On Election Day, voters in three traditionally Republican-led states will decide whether or not to expand Medicaid, the government health insurance program for the poor and people with disabilities.
Before the Affordable Care Act, Medicaid was reserved mainly for pregnant women, poor children, low-income seniors and people with disabilities. With the ACA came the requirement for states to expand access to Medicaid to childless adults whose incomes are less than 138 percent of the federal poverty level, which is $12,140 for individuals.
A U.S. Supreme Court ruling in 2012 made the expansion optional for states. After that decision, Oklahoma Gov. Mary Fallin declined federal funds that would have footed the bill for Medicaid expansion.
Fast-forward five years and Idaho, Nebraska, and Utah have changed their tune and could join the 33 states and Washington, D.C., that have expanded Medicaid. Idaho Gov. Butch Otter, a Republican, endorsed the expansion initiative Tuesday. In Montana, voters are set to decide whether to approve a tobacco tax to continue that state’s Medicaid expansion or let it roll back next year.
NPR reports that the campaign to get Medicaid expansion onto the ballot in Utah and the three other states have been led by The Fairness Project, a nonprofit advocacy group that pushed for ballot measures on issues where they feel lawmakers are out of sync with citizens. The group is funded by the SEIU United Healthcare Workers West, a California health care workers union.
‘A perfect storm’ for hospitals
As more GOP-led states with vast rural areas consider Medicaid expansion, supporters in Oklahoma are watching. They say it’s the best solution to make sure rural hospitals survive.
“Because other states have found ways to accept these federal funds, they are moving forward, their hospitals are in better shape because of it,” said Patti Davis, director of the Oklahoma Hospital Association.
Oklahoma’s rural hospitals are in trouble: Four have closed in the past eight years,and the hospital association estimates that half of rural to mid-sized hospitals in the state are in danger of shuttering. Pauls Valley Regional Medical Center grabbed headlines for its recent closure.
It’s a perfect storm for Oklahoma hospitals, Davis said.
“You’ve got Medicare cuts, then you’ve got a decision not to expand Medicaid, then you’ve got state budget cuts,” she said.
Oklahoma has the second-highest uninsured rate in the nation — a major financial strain on hospitals. Joan Alker, a researcher at Georgetown University who studies health policy, said the number of people without health insurance is even higher in rural areas.
“We found that 38 percent — that’s almost four in 10 — uninsured, low-income adults would benefit from the Medicaid expansion in Oklahoma as compared to 32 percent of similar adults in metro areas,” Alker said. “We continue to see over time growing gaps in coverage levels between Medicaid expanders and the non-expanders.”
Rural places tend to be poorer and have higher rates of unemployment and disability — all factors linked to Medicaid eligibility.
“You know when there’s that many uninsured folks, it exposes them to medical debt and bankruptcy and exposes the hospitals and clinics that see them to a lot of bad debt,” Alker said.

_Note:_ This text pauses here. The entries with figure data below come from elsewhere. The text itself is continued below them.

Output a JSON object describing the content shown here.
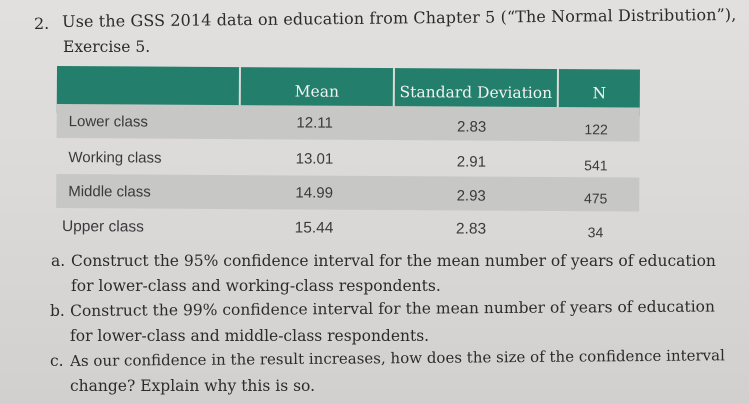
{
  "question": {
    "number": "2.",
    "line1": "Use the GSS 2014 data on education from Chapter 5 (“The Normal Distribution”),",
    "line2": "Exercise 5."
  },
  "table": {
    "headers": [
      "",
      "Mean",
      "Standard Deviation",
      "N"
    ],
    "rows": [
      {
        "label": "Lower class",
        "mean": "12.11",
        "sd": "2.83",
        "n": "122"
      },
      {
        "label": "Working class",
        "mean": "13.01",
        "sd": "2.91",
        "n": "541"
      },
      {
        "label": "Middle class",
        "mean": "14.99",
        "sd": "2.93",
        "n": "475"
      },
      {
        "label": "Upper class",
        "mean": "15.44",
        "sd": "2.83",
        "n": "34"
      }
    ],
    "header_color": "#237f6b"
  },
  "parts": [
    {
      "label": "a.",
      "line1": "Construct the 95% confidence interval for the mean number of years of education",
      "line2": "for lower-class and working-class respondents."
    },
    {
      "label": "b.",
      "line1": "Construct the 99% confidence interval for the mean number of years of education",
      "line2": "for lower-class and middle-class respondents."
    },
    {
      "label": "c.",
      "line1": "As our confidence in the result increases, how does the size of the confidence interval",
      "line2": "change? Explain why this is so."
    }
  ]
}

Hospitals are legally required to provide emergency care. In areas where most people don’t have health insurance, that leads to more uncompensated care — services provided by hospitals or health care providers that don’t get reimbursed. That eats into the hospital’s bottom line.
Some bipartisan support
The effect of Medicaid expansion on hospital survival is dramatic.

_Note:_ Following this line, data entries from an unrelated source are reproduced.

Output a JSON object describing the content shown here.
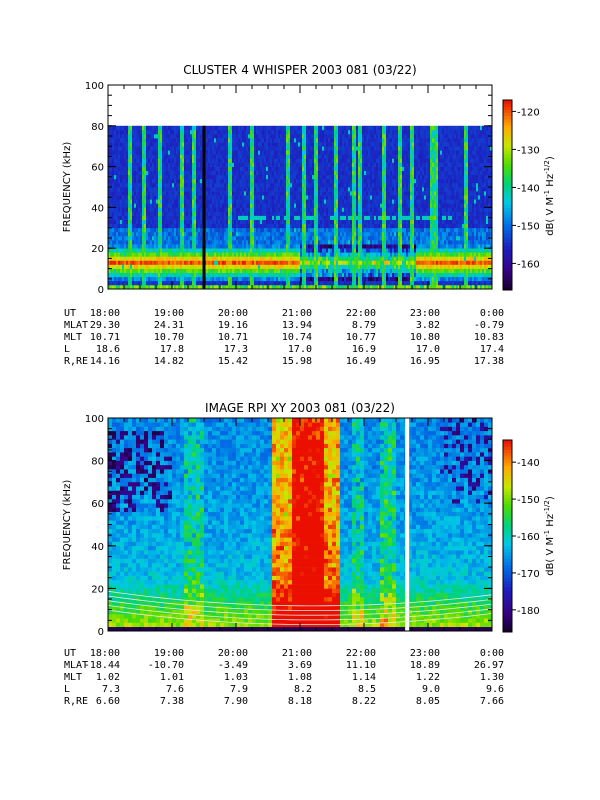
{
  "chart_data": [
    {
      "type": "heatmap",
      "title": "CLUSTER 4 WHISPER 2003 081 (03/22)",
      "ylabel": "FREQUENCY (kHz)",
      "ylim": [
        0,
        100
      ],
      "y_ticks": [
        "0",
        "20",
        "40",
        "60",
        "80",
        "100"
      ],
      "data_ylim": [
        0,
        80
      ],
      "xlim": [
        "18:00",
        "0:00"
      ],
      "colorbar": {
        "label_main": "dB( V M",
        "label_sup1": "-1",
        "label_mid": " Hz",
        "label_sup2": "-1/2",
        "label_end": ")",
        "range": [
          -167,
          -117
        ],
        "ticks": [
          "-120",
          "-130",
          "-140",
          "-150",
          "-160"
        ],
        "tick_values": [
          -120,
          -130,
          -140,
          -150,
          -160
        ]
      },
      "bands": [
        {
          "name": "low-frequency band",
          "freq_range_khz": [
            4,
            22
          ],
          "level_db": -122
        },
        {
          "name": "upper cutoff",
          "freq_khz": 80
        }
      ],
      "gaps_utc": [
        "19:30"
      ],
      "ephemeris": {
        "rows": [
          {
            "label": "UT",
            "values": [
              "18:00",
              "19:00",
              "20:00",
              "21:00",
              "22:00",
              "23:00",
              "0:00"
            ]
          },
          {
            "label": "MLAT",
            "values": [
              "29.30",
              "24.31",
              "19.16",
              "13.94",
              "8.79",
              "3.82",
              "-0.79"
            ]
          },
          {
            "label": "MLT",
            "values": [
              "10.71",
              "10.70",
              "10.71",
              "10.74",
              "10.77",
              "10.80",
              "10.83"
            ]
          },
          {
            "label": "L",
            "values": [
              "18.6",
              "17.8",
              "17.3",
              "17.0",
              "16.9",
              "17.0",
              "17.4"
            ]
          },
          {
            "label": "R,RE",
            "values": [
              "14.16",
              "14.82",
              "15.42",
              "15.98",
              "16.49",
              "16.95",
              "17.38"
            ]
          }
        ]
      }
    },
    {
      "type": "heatmap",
      "title": "IMAGE RPI XY 2003 081 (03/22)",
      "ylabel": "FREQUENCY (kHz)",
      "ylim": [
        0,
        100
      ],
      "y_ticks": [
        "0",
        "20",
        "40",
        "60",
        "80",
        "100"
      ],
      "data_ylim": [
        0,
        100
      ],
      "xlim": [
        "18:00",
        "0:00"
      ],
      "colorbar": {
        "label_main": "dB( V M",
        "label_sup1": "-1",
        "label_mid": " Hz",
        "label_sup2": "-1/2",
        "label_end": ")",
        "range": [
          -186,
          -134
        ],
        "ticks": [
          "-140",
          "-150",
          "-160",
          "-170",
          "-180"
        ],
        "tick_values": [
          -140,
          -150,
          -160,
          -170,
          -180
        ]
      },
      "bands": [
        {
          "name": "broadband emission",
          "utc_range": [
            "20:55",
            "21:30"
          ],
          "level_db": -137
        }
      ],
      "gaps_utc": [
        "22:40"
      ],
      "ephemeris": {
        "rows": [
          {
            "label": "UT",
            "values": [
              "18:00",
              "19:00",
              "20:00",
              "21:00",
              "22:00",
              "23:00",
              "0:00"
            ]
          },
          {
            "label": "MLAT",
            "values": [
              "-18.44",
              "-10.70",
              "-3.49",
              "3.69",
              "11.10",
              "18.89",
              "26.97"
            ]
          },
          {
            "label": "MLT",
            "values": [
              "1.02",
              "1.01",
              "1.03",
              "1.08",
              "1.14",
              "1.22",
              "1.30"
            ]
          },
          {
            "label": "L",
            "values": [
              "7.3",
              "7.6",
              "7.9",
              "8.2",
              "8.5",
              "9.0",
              "9.6"
            ]
          },
          {
            "label": "R,RE",
            "values": [
              "6.60",
              "7.38",
              "7.90",
              "8.18",
              "8.22",
              "8.05",
              "7.66"
            ]
          }
        ]
      }
    }
  ]
}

“We performed a more rigorous analysis and controlled for things like local market conditions such as unemployment rate, median income and also hospital characteristics to see if the increased probability of closure in states that did not expand Medicaid remain — and it did,” he said.
Rural residents are worried about their local hospitals — and they’re paying attention.
About 250,000 people would have access to health insurance if Medicaid were expanded in Oklahoma, but it comes with an estimated $100 million price tag, which critics say the state can’t afford. The federal government would cover at least 90 percent of the cost.
Davis with the Oklahoma Hospital Association says another option is better funding for Insure Oklahoma, a state and federal program that subsidizes the cost of health insurance for low-income workers, many of whom fall in a coverage gap.
“If we accepted federal funds and put them in Insure Oklahoma, they [low-income workers] would qualify for a subsidy to help purchase their premium and then it would be affordable to them,” Davis said.
Another change to Medicaid may be on the horizon. This fall, the Oklahoma Health Care Authority will apply for a federal waiver to impose work requirements on some Medicaid recipients.